In the articulation experiment, the extended FKM tended to predict larger bending angles for a set of cells of the robot than the measured values at lower tensions and smaller bending angles at higher tensions. This tendency was consistent in the arching and the extending posture for any tendon layouts. Therefore, the discrepancy between the extended FKM-predicted and measured values results from some factors of conservative quantity rather than the hysteresis quantity. We expected that this factor was probably the nonlinearity of the spring constant of the backbone that the extended FKM does not take into account. The backbone having been made of Nitinol may account for the Young’s modulus’ soft spring effect. The mechanical design of the backbone is expected to be helpful in reducing the unpleasant nonlinearity and in the development of a robot with suitable control.

The friction model in tendon-driven systems has been proposed for a cable-conduit system where cables pass through conduits to actuate remote instruments [25, 26]. These studies proposed a tension transmission model in tendons with a fixed-path routing. The variation of tension due to friction effects is modeled as an exponential function that has similar monotonically reducing or increasing effect on Eq. (4). Our main contribution is that of mapping the tension distribution in tendons to the posture of the tendon-driven continuum robot. To determine the continuum robot posture, we defined a series of linear springs in the routing of tendons and combined the mechanics model of the springs.

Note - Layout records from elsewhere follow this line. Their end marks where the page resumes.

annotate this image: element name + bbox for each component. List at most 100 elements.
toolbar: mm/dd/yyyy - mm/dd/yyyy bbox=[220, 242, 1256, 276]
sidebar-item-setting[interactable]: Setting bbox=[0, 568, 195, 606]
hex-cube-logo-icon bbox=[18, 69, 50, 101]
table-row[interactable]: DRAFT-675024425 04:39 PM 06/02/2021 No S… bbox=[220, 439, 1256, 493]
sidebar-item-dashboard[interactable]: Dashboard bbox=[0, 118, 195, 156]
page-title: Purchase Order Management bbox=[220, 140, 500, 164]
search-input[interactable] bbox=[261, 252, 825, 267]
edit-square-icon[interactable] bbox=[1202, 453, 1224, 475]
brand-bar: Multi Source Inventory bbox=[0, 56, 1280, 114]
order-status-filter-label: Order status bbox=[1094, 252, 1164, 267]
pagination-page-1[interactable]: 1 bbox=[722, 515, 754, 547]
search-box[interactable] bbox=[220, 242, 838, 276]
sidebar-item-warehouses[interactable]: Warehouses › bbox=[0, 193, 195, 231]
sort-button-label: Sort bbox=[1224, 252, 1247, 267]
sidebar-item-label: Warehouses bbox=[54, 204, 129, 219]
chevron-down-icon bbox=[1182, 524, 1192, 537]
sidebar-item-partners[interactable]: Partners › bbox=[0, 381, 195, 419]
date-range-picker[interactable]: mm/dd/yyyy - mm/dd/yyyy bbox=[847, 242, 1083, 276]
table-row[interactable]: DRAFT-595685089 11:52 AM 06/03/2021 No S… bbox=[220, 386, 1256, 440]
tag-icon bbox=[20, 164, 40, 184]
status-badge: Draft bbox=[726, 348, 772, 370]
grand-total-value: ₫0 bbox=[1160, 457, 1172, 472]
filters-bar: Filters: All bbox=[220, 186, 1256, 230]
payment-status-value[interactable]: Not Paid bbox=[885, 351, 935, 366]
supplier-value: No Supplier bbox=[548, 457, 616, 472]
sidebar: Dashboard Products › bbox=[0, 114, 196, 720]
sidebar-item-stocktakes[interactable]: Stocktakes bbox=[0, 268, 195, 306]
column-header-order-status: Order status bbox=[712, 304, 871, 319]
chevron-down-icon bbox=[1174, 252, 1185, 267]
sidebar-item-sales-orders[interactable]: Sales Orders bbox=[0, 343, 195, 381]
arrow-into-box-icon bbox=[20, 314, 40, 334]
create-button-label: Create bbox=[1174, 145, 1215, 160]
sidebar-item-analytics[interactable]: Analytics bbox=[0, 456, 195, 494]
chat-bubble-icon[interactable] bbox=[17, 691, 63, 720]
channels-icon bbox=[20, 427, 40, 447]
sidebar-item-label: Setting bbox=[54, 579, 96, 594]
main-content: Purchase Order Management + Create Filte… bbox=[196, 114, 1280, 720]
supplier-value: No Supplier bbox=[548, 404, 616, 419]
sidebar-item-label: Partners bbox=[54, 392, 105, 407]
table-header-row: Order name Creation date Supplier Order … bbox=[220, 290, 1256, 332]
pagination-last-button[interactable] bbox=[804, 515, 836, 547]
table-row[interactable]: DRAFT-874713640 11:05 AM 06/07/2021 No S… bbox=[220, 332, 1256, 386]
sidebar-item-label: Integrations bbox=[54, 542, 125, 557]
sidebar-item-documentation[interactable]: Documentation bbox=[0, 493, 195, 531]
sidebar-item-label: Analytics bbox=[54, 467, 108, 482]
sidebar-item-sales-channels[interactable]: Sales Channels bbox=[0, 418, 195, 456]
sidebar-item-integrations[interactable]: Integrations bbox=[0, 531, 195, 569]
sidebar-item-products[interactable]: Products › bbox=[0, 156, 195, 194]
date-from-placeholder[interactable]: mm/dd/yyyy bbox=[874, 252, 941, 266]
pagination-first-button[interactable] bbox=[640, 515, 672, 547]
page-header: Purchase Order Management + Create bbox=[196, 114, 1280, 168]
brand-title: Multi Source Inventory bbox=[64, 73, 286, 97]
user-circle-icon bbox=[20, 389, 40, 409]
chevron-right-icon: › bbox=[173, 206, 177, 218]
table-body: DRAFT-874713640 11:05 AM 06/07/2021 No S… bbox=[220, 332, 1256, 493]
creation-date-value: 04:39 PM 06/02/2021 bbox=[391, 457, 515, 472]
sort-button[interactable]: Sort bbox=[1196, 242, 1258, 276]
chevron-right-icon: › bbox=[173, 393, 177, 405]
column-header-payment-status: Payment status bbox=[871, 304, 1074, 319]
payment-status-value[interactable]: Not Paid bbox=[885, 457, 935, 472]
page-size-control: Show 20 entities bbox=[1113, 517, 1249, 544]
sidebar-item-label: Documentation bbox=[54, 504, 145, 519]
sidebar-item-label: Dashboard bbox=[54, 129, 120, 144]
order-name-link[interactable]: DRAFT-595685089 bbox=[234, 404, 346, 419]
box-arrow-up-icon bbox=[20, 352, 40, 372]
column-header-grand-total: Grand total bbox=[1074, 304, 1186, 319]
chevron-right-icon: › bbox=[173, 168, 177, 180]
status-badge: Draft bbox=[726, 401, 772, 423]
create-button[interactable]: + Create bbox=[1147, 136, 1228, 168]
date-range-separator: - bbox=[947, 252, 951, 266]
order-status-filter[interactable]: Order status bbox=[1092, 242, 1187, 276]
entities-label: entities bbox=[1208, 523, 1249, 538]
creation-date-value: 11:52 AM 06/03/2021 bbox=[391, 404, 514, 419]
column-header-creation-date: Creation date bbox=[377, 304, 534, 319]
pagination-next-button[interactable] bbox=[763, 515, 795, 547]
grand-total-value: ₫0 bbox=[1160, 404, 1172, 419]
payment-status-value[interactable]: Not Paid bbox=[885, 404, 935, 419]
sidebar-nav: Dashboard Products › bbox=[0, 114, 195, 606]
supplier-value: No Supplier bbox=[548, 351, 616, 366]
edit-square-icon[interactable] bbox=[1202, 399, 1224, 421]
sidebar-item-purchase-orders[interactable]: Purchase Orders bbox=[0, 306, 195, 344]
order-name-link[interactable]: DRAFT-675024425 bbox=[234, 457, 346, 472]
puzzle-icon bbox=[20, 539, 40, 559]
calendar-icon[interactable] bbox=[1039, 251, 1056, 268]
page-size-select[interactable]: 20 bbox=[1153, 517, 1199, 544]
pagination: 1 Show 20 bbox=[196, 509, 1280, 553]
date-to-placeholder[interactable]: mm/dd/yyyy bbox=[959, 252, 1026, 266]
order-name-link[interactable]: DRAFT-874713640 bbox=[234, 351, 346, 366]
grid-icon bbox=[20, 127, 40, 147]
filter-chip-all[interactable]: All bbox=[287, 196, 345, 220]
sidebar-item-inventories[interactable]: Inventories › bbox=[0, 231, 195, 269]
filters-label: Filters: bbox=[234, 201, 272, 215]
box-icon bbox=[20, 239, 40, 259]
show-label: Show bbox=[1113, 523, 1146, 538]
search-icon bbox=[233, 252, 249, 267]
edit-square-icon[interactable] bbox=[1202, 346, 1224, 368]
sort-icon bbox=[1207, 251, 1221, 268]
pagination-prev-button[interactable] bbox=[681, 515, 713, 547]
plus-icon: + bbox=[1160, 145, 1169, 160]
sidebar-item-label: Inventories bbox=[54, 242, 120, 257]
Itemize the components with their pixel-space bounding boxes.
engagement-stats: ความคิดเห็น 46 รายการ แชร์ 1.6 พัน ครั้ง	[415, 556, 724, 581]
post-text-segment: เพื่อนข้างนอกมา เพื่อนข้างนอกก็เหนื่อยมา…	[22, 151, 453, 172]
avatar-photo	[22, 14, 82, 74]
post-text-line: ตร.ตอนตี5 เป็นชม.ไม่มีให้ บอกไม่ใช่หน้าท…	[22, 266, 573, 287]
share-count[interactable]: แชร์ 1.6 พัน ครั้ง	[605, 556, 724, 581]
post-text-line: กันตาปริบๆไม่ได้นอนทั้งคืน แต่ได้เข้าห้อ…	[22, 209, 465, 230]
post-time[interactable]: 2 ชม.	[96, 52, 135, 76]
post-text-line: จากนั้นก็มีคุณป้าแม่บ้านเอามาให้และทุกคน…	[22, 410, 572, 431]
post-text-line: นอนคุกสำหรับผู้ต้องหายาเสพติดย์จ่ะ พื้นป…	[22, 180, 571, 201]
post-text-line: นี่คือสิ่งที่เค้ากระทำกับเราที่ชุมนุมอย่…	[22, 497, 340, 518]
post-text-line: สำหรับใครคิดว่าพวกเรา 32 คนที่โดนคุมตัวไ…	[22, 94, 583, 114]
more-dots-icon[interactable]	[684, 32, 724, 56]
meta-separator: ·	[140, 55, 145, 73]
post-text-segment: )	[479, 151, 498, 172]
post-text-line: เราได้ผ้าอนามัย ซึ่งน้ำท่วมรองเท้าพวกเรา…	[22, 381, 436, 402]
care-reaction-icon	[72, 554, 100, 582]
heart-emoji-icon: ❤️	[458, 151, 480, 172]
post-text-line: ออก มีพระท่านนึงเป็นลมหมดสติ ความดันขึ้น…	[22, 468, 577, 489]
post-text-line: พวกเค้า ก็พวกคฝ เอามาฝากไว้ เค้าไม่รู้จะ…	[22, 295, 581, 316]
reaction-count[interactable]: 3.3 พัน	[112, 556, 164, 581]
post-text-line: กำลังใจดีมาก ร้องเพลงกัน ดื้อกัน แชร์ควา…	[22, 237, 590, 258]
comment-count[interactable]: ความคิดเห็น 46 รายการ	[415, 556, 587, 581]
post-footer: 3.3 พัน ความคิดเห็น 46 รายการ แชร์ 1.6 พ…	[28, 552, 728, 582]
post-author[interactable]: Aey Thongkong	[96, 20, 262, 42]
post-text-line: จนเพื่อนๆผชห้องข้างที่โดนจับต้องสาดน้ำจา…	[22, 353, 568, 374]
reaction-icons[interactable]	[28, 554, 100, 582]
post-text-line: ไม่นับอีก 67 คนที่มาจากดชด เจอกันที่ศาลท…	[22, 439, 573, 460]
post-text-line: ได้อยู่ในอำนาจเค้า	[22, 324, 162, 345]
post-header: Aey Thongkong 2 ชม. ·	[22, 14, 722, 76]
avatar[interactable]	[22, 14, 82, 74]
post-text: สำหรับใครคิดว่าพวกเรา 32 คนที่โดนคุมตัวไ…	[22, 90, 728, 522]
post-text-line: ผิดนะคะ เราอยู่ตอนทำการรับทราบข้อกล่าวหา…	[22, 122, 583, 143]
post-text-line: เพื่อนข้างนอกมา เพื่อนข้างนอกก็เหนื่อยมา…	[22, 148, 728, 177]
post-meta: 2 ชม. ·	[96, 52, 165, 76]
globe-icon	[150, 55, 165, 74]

Implications of the direct adoption of these friction models in the prior studies [25, 26], which are more complex models than in this study, may include large computation process to determine the robot posture since these models solve large simultaneous equations about force equilibrium between an elastic body of the robot and driving and friction forces directly. We supposed that this large computation process was a possible improvement in the adoption of these complex friction models. To reduce this large computation process, in this study, we provided a simple matrix form for kinematics of the tendon-driven continuum robot with attention to friction forces even when the robot has multiple tendons and multisection. Moreover, we expect that our approach can be integrated into feedback control loops with sensors and trajectory planning using a simple computational algorithm.

In summary, we have developed a tendon-driven continuum robot for neuroendoscopy and shown that the extended FKM can predict the hysteresis operation of the tendon-driven continuum robot with improved accuracy in comparison with the FKM in [23]. We expect the extended FKM to lead to active usage of the tendon-driven continuum robot, particularly in neuroendoscopy in which the multisections of the robot can promote greater dexterity and flexibility of neuroendoscopes.